Это ужасно — чувствовать такое. Благо хоть голову сестры, все её мысли скрывает щит, не дающий Куинни в полной мере понять степень… отчаяния. Такого непонятно холодного, сжимающего липкими холодными тисками, когда его совсем не ждёшь. «Это всё просто случайность», — приходит к выводу Куинни, мягко проводя рукой по спине сестры. Столько всего и в один момент, просто так вышло. Отложенные дела, вымотанность, сдержанность, влюблённость и обида — всё смешалось в один большой комок, давя на плечи сестры. Не давая той разогнуться без болезненной улыбки.
— Знаешь, Якоб звал нас с тобой к нему в воскресенье, он что-то говорил о новом вишневом пироге, — мягко говорит Куинни и Тина завороженно слушает, пытаясь не пропустить ни единого слова. Цепляется за легкие строчки, как за спасательный якорь, что не даст ей уйти в мёртвые воды, оставив на месте. Пусть и разбитом, но прежнем.

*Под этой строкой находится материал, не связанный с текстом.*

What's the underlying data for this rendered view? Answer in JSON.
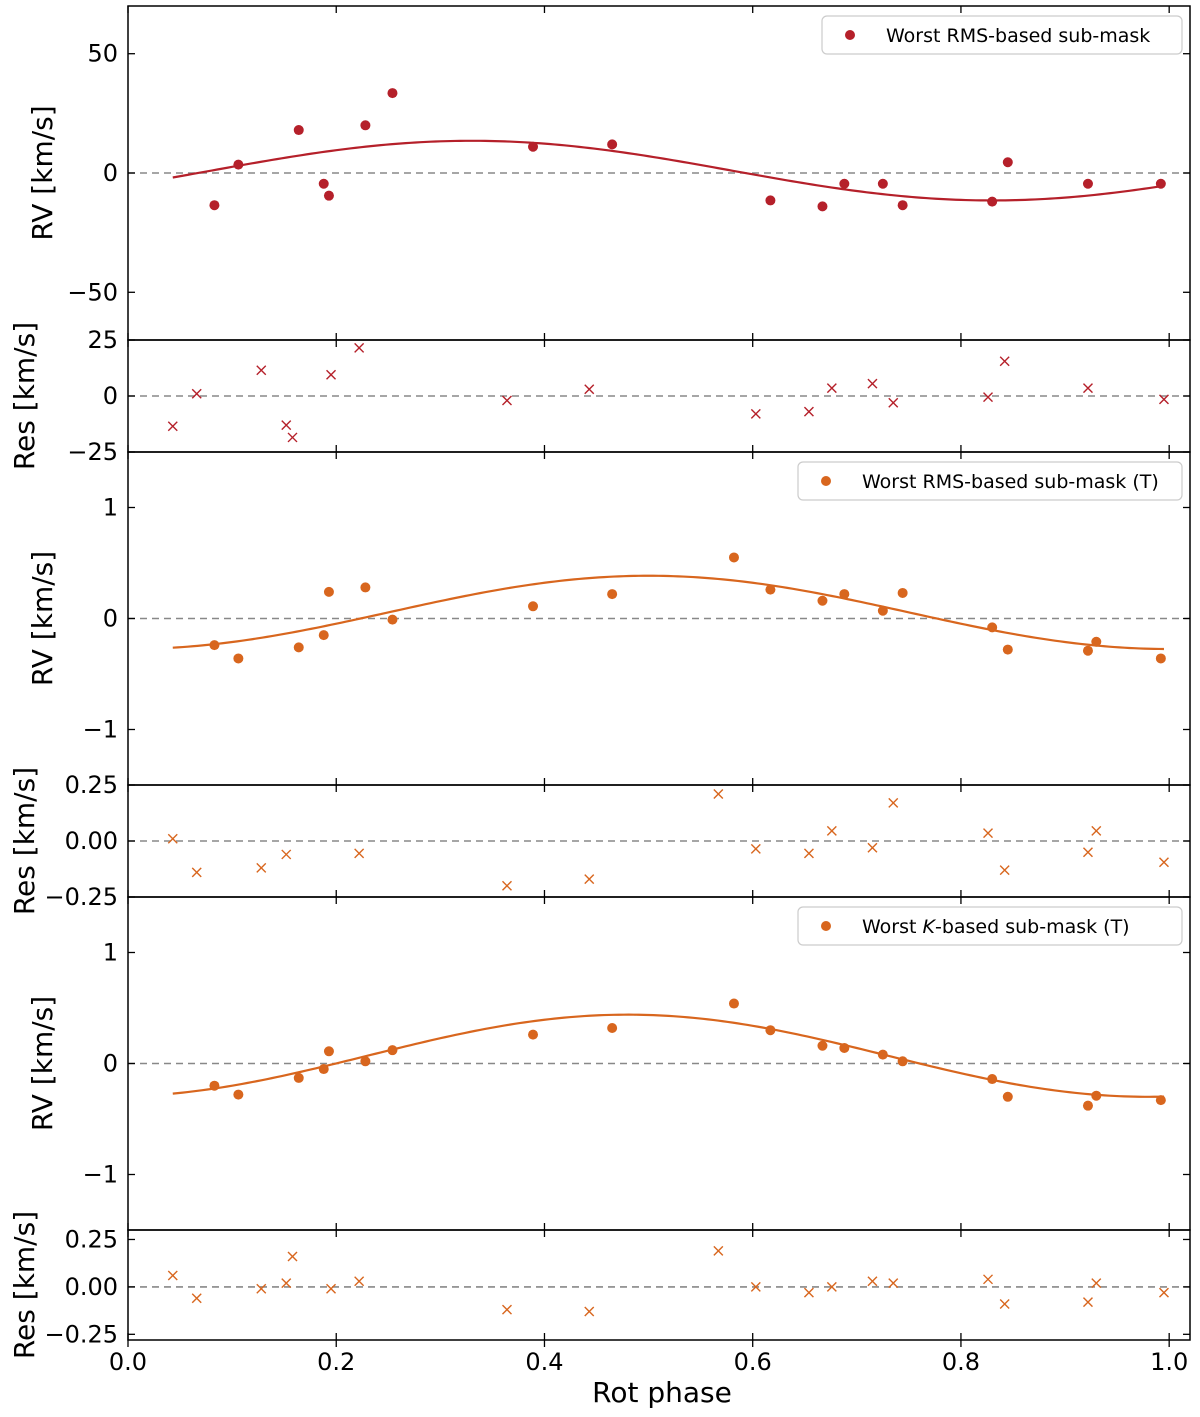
{
  "figure": {
    "xlabel": "Rot phase",
    "xlim": [
      0.0,
      1.02
    ],
    "xticks": [
      0.0,
      0.2,
      0.4,
      0.6,
      0.8,
      1.0
    ],
    "xtick_labels": [
      "0.0",
      "0.2",
      "0.4",
      "0.6",
      "0.8",
      "1.0"
    ]
  },
  "colors": {
    "series1": "#b5202a",
    "series2": "#d8661e",
    "zero_line": "#888888"
  },
  "chart_data": [
    {
      "type": "scatter",
      "panel": "rv",
      "title": "",
      "legend": "Worst RMS-based sub-mask",
      "legend_position": "top-right",
      "ylabel": "RV [km/s]",
      "ylim": [
        -70,
        70
      ],
      "yticks": [
        -50,
        0,
        50
      ],
      "ytick_labels": [
        "−50",
        "0",
        "50"
      ],
      "x": [
        0.083,
        0.106,
        0.164,
        0.188,
        0.193,
        0.228,
        0.254,
        0.389,
        0.465,
        0.617,
        0.667,
        0.688,
        0.725,
        0.744,
        0.83,
        0.845,
        0.922,
        0.992
      ],
      "y": [
        -13.5,
        3.5,
        18,
        -4.5,
        -9.5,
        20,
        33.5,
        11,
        12,
        -11.5,
        -14,
        -4.5,
        -4.5,
        -13.5,
        -12,
        4.5,
        -4.5,
        -4.5
      ],
      "fit": {
        "type": "sinusoid",
        "offset": 1.0,
        "amplitude": 12.5,
        "peak_phase": 0.33,
        "x_range": [
          0.043,
          0.995
        ]
      }
    },
    {
      "type": "scatter",
      "panel": "residual",
      "ylabel": "Res [km/s]",
      "ylim": [
        -25,
        25
      ],
      "yticks": [
        -25,
        0,
        25
      ],
      "ytick_labels": [
        "−25",
        "0",
        "25"
      ],
      "x": [
        0.043,
        0.066,
        0.128,
        0.152,
        0.158,
        0.195,
        0.222,
        0.364,
        0.443,
        0.603,
        0.654,
        0.676,
        0.715,
        0.735,
        0.826,
        0.842,
        0.922,
        0.995
      ],
      "y": [
        -13.5,
        1,
        11.5,
        -13,
        -18.5,
        9.5,
        21.5,
        -2,
        3,
        -8,
        -7,
        3.5,
        5.5,
        -3,
        -0.5,
        15.5,
        3.5,
        -1.5
      ]
    },
    {
      "type": "scatter",
      "panel": "rv",
      "legend": "Worst RMS-based sub-mask (T)",
      "legend_position": "top-right",
      "ylabel": "RV [km/s]",
      "ylim": [
        -1.5,
        1.5
      ],
      "yticks": [
        -1,
        0,
        1
      ],
      "ytick_labels": [
        "−1",
        "0",
        "1"
      ],
      "x": [
        0.083,
        0.106,
        0.164,
        0.188,
        0.193,
        0.228,
        0.254,
        0.389,
        0.465,
        0.582,
        0.617,
        0.667,
        0.688,
        0.725,
        0.744,
        0.83,
        0.845,
        0.922,
        0.93,
        0.992
      ],
      "y": [
        -0.24,
        -0.36,
        -0.26,
        -0.15,
        0.24,
        0.28,
        -0.01,
        0.11,
        0.22,
        0.55,
        0.26,
        0.16,
        0.22,
        0.07,
        0.23,
        -0.08,
        -0.28,
        -0.29,
        -0.21,
        -0.36
      ],
      "fit": {
        "type": "sinusoid",
        "offset": 0.055,
        "amplitude": 0.33,
        "peak_phase": 0.5,
        "x_range": [
          0.043,
          0.995
        ]
      }
    },
    {
      "type": "scatter",
      "panel": "residual",
      "ylabel": "Res [km/s]",
      "ylim": [
        -0.25,
        0.25
      ],
      "yticks": [
        -0.25,
        0.0,
        0.25
      ],
      "ytick_labels": [
        "−0.25",
        "0.00",
        "0.25"
      ],
      "x": [
        0.043,
        0.066,
        0.128,
        0.152,
        0.222,
        0.364,
        0.443,
        0.567,
        0.603,
        0.654,
        0.676,
        0.715,
        0.735,
        0.826,
        0.842,
        0.922,
        0.93,
        0.995
      ],
      "y": [
        0.01,
        -0.14,
        -0.12,
        -0.06,
        -0.055,
        -0.2,
        -0.17,
        0.21,
        -0.035,
        -0.055,
        0.045,
        -0.03,
        0.17,
        0.035,
        -0.13,
        -0.05,
        0.045,
        -0.095
      ]
    },
    {
      "type": "scatter",
      "panel": "rv",
      "legend_prefix": "Worst ",
      "legend_italic": "K",
      "legend_suffix": "-based sub-mask (T)",
      "legend_position": "top-right",
      "ylabel": "RV [km/s]",
      "ylim": [
        -1.5,
        1.5
      ],
      "yticks": [
        -1,
        0,
        1
      ],
      "ytick_labels": [
        "−1",
        "0",
        "1"
      ],
      "x": [
        0.083,
        0.106,
        0.164,
        0.188,
        0.193,
        0.228,
        0.254,
        0.389,
        0.465,
        0.582,
        0.617,
        0.667,
        0.688,
        0.725,
        0.744,
        0.83,
        0.845,
        0.922,
        0.93,
        0.992
      ],
      "y": [
        -0.2,
        -0.28,
        -0.13,
        -0.05,
        0.11,
        0.02,
        0.12,
        0.26,
        0.32,
        0.54,
        0.3,
        0.16,
        0.14,
        0.08,
        0.02,
        -0.14,
        -0.3,
        -0.38,
        -0.29,
        -0.33
      ],
      "fit": {
        "type": "sinusoid",
        "offset": 0.07,
        "amplitude": 0.37,
        "peak_phase": 0.48,
        "x_range": [
          0.043,
          0.995
        ]
      }
    },
    {
      "type": "scatter",
      "panel": "residual",
      "ylabel": "Res [km/s]",
      "ylim": [
        -0.28,
        0.3
      ],
      "yticks": [
        -0.25,
        0.0,
        0.25
      ],
      "ytick_labels": [
        "−0.25",
        "0.00",
        "0.25"
      ],
      "x": [
        0.043,
        0.066,
        0.128,
        0.152,
        0.158,
        0.195,
        0.222,
        0.364,
        0.443,
        0.567,
        0.603,
        0.654,
        0.676,
        0.715,
        0.735,
        0.826,
        0.842,
        0.922,
        0.93,
        0.995
      ],
      "y": [
        0.06,
        -0.06,
        -0.01,
        0.02,
        0.16,
        -0.01,
        0.03,
        -0.12,
        -0.13,
        0.19,
        0.0,
        -0.03,
        0.0,
        0.03,
        0.02,
        0.04,
        -0.09,
        -0.08,
        0.02,
        -0.03
      ]
    }
  ]
}
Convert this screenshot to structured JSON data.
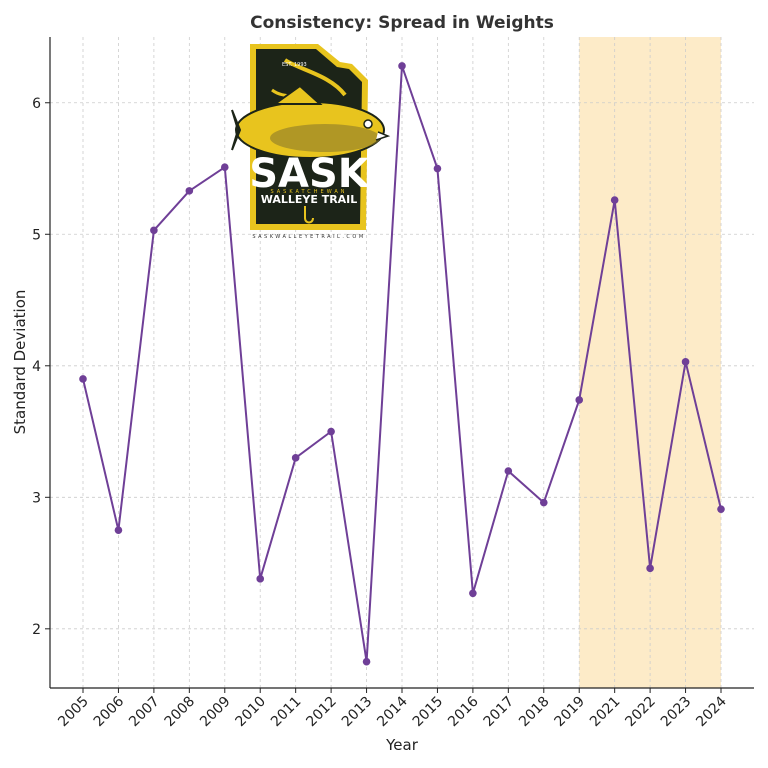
{
  "chart_data": {
    "type": "line",
    "title": "Consistency: Spread in Weights",
    "xlabel": "Year",
    "ylabel": "Standard Deviation",
    "categories": [
      "2005",
      "2006",
      "2007",
      "2008",
      "2009",
      "2010",
      "2011",
      "2012",
      "2013",
      "2014",
      "2015",
      "2016",
      "2017",
      "2018",
      "2019",
      "2021",
      "2022",
      "2023",
      "2024"
    ],
    "series": [
      {
        "values": [
          3.9,
          2.75,
          5.03,
          5.33,
          5.51,
          2.38,
          3.3,
          3.5,
          1.75,
          6.28,
          5.5,
          2.27,
          3.2,
          2.96,
          3.74,
          5.26,
          2.46,
          4.03,
          2.91
        ]
      }
    ],
    "ylim": [
      1.55,
      6.5
    ],
    "yticks": [
      2,
      3,
      4,
      5,
      6
    ],
    "grid": true,
    "highlight_range": [
      "2019",
      "2024"
    ],
    "colors": {
      "line": "#6f3f97",
      "highlight": "#fdebc8",
      "grid": "#cccccc",
      "axis": "#222222"
    }
  },
  "logo": {
    "brand": "SASK",
    "sub": "SASKATCHEWAN",
    "name": "WALLEYE TRAIL",
    "est": "EST. 1993",
    "url": "SASKWALLEYETRAIL.COM",
    "colors": {
      "dark": "#1c2418",
      "gold": "#e8c41e",
      "white": "#ffffff"
    }
  }
}
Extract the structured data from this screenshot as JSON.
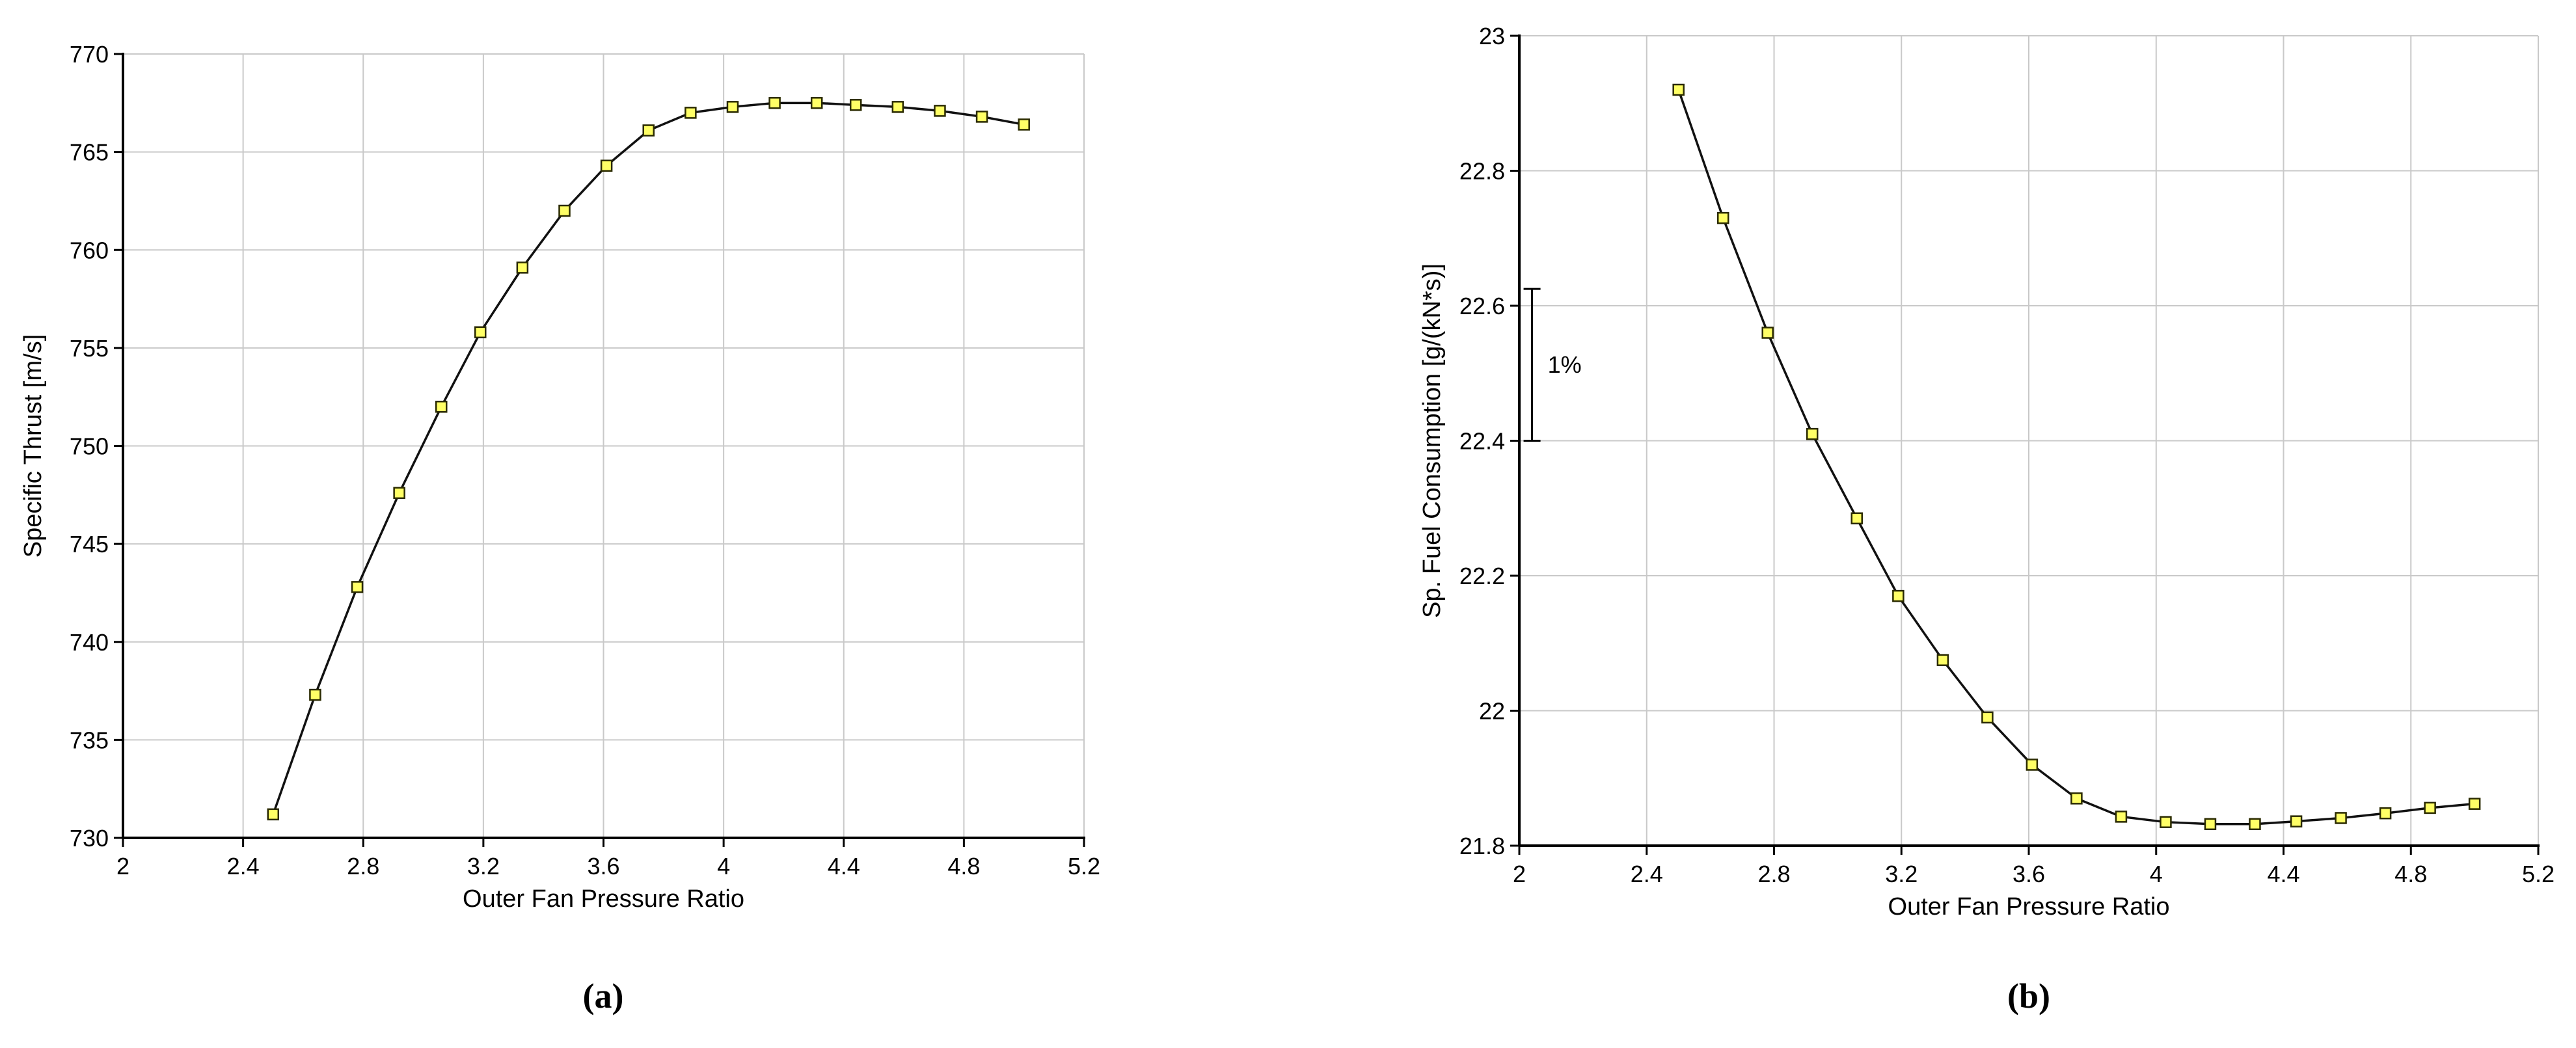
{
  "figure": {
    "background": "#ffffff",
    "sublabel_a": "(a)",
    "sublabel_b": "(b)"
  },
  "style": {
    "grid_color": "#c9c9c9",
    "axis_color": "#000000",
    "line_color": "#111111",
    "marker_fill": "#ffff66",
    "marker_stroke": "#2a2a00",
    "text_color": "#000000"
  },
  "chart_data": [
    {
      "id": "a",
      "type": "line",
      "title": "",
      "xlabel": "Outer Fan Pressure Ratio",
      "ylabel": "Specific Thrust [m/s]",
      "xlim": [
        2,
        5.2
      ],
      "ylim": [
        730,
        770
      ],
      "xticks": [
        2,
        2.4,
        2.8,
        3.2,
        3.6,
        4,
        4.4,
        4.8,
        5.2
      ],
      "xtick_labels": [
        "2",
        "2.4",
        "2.8",
        "3.2",
        "3.6",
        "4",
        "4.4",
        "4.8",
        "5.2"
      ],
      "yticks": [
        730,
        735,
        740,
        745,
        750,
        755,
        760,
        765,
        770
      ],
      "ytick_labels": [
        "730",
        "735",
        "740",
        "745",
        "750",
        "755",
        "760",
        "765",
        "770"
      ],
      "grid": true,
      "legend": "none",
      "x": [
        2.5,
        2.64,
        2.78,
        2.92,
        3.06,
        3.19,
        3.33,
        3.47,
        3.61,
        3.75,
        3.89,
        4.03,
        4.17,
        4.31,
        4.44,
        4.58,
        4.72,
        4.86,
        5.0
      ],
      "y": [
        731.2,
        737.3,
        742.8,
        747.6,
        752.0,
        755.8,
        759.1,
        762.0,
        764.3,
        766.1,
        767.0,
        767.3,
        767.5,
        767.5,
        767.4,
        767.3,
        767.1,
        766.8,
        766.4
      ],
      "annotations": []
    },
    {
      "id": "b",
      "type": "line",
      "title": "",
      "xlabel": "Outer Fan Pressure Ratio",
      "ylabel": "Sp. Fuel Consumption [g/(kN*s)]",
      "xlim": [
        2,
        5.2
      ],
      "ylim": [
        21.8,
        23
      ],
      "xticks": [
        2,
        2.4,
        2.8,
        3.2,
        3.6,
        4,
        4.4,
        4.8,
        5.2
      ],
      "xtick_labels": [
        "2",
        "2.4",
        "2.8",
        "3.2",
        "3.6",
        "4",
        "4.4",
        "4.8",
        "5.2"
      ],
      "yticks": [
        21.8,
        22,
        22.2,
        22.4,
        22.6,
        22.8,
        23
      ],
      "ytick_labels": [
        "21.8",
        "22",
        "22.2",
        "22.4",
        "22.6",
        "22.8",
        "23"
      ],
      "grid": true,
      "legend": "none",
      "x": [
        2.5,
        2.64,
        2.78,
        2.92,
        3.06,
        3.19,
        3.33,
        3.47,
        3.61,
        3.75,
        3.89,
        4.03,
        4.17,
        4.31,
        4.44,
        4.58,
        4.72,
        4.86,
        5.0
      ],
      "y": [
        22.92,
        22.73,
        22.56,
        22.41,
        22.285,
        22.17,
        22.075,
        21.99,
        21.92,
        21.87,
        21.843,
        21.835,
        21.832,
        21.832,
        21.836,
        21.841,
        21.848,
        21.856,
        21.862
      ],
      "annotations": [
        {
          "type": "error_bar",
          "x": 2.04,
          "y1": 22.4,
          "y2": 22.625,
          "label": "1%"
        }
      ]
    }
  ]
}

— Если ты хочешь, я пойду, — тихо, в плечо говорит брюнетка, отстраняясь от сестры и вытирая ладонью покрасневший нос. Как ужасно.
Ужасно, ужасно, ужасно.
Премерзко даже, но так верно. Тина сдерживает себя от того, чтобы скрючиться в спине, обхватить колени руками, прижимая ближе к груди, сжимаясь в один комок. Она это успеет сделать позже, твёрдо говорит она самой себе, не решаясь задать волнующий вопрос.
— Куинни, — хрипло и некрасиво, не так спрашивают то, что действительно волнует. — Ты злишься на меня? — сестра напротив неё округляет глаза и тут же мотает головой из стороны в сторону. Яростно и правдиво, всем своим видом выражая полное несогласие с предположением старшей сестры.
— Нет, Тина, не говори глупостей. Нам стоило сразу поговорить, а я не хотела делать преждевременных выводов. Думала, может, всё-таки стоит угодить тёте и попытаться сблизиться с ним, но, Тинни, — она снова хлопает глазами и ртом, будто в воздухе витают те самые нужные слова. — Он совсем не тот, совсем не такой. Совершенно неправильный для меня, да и, наверное, для всех…
Куинни резко замолкает, потупив взгляд в пол, ожидая, когда сестра что-то скажет. Когда ответит на её признание, такое неожиданно горькое и противное даже для самой себя.
— Я люблю тебя, Куинни, — снова хрипит Тина, теперь сама цепляясь за шею сестры, прижимая ту ближе, только бы не отпустить. Эту болезненную правильность, честность, что горькой правдой немного обжигает и такую безоговорочную доверенность. Нужную, горящую мягким пламенем в их груди. Обоюдно, любяще и так нужно.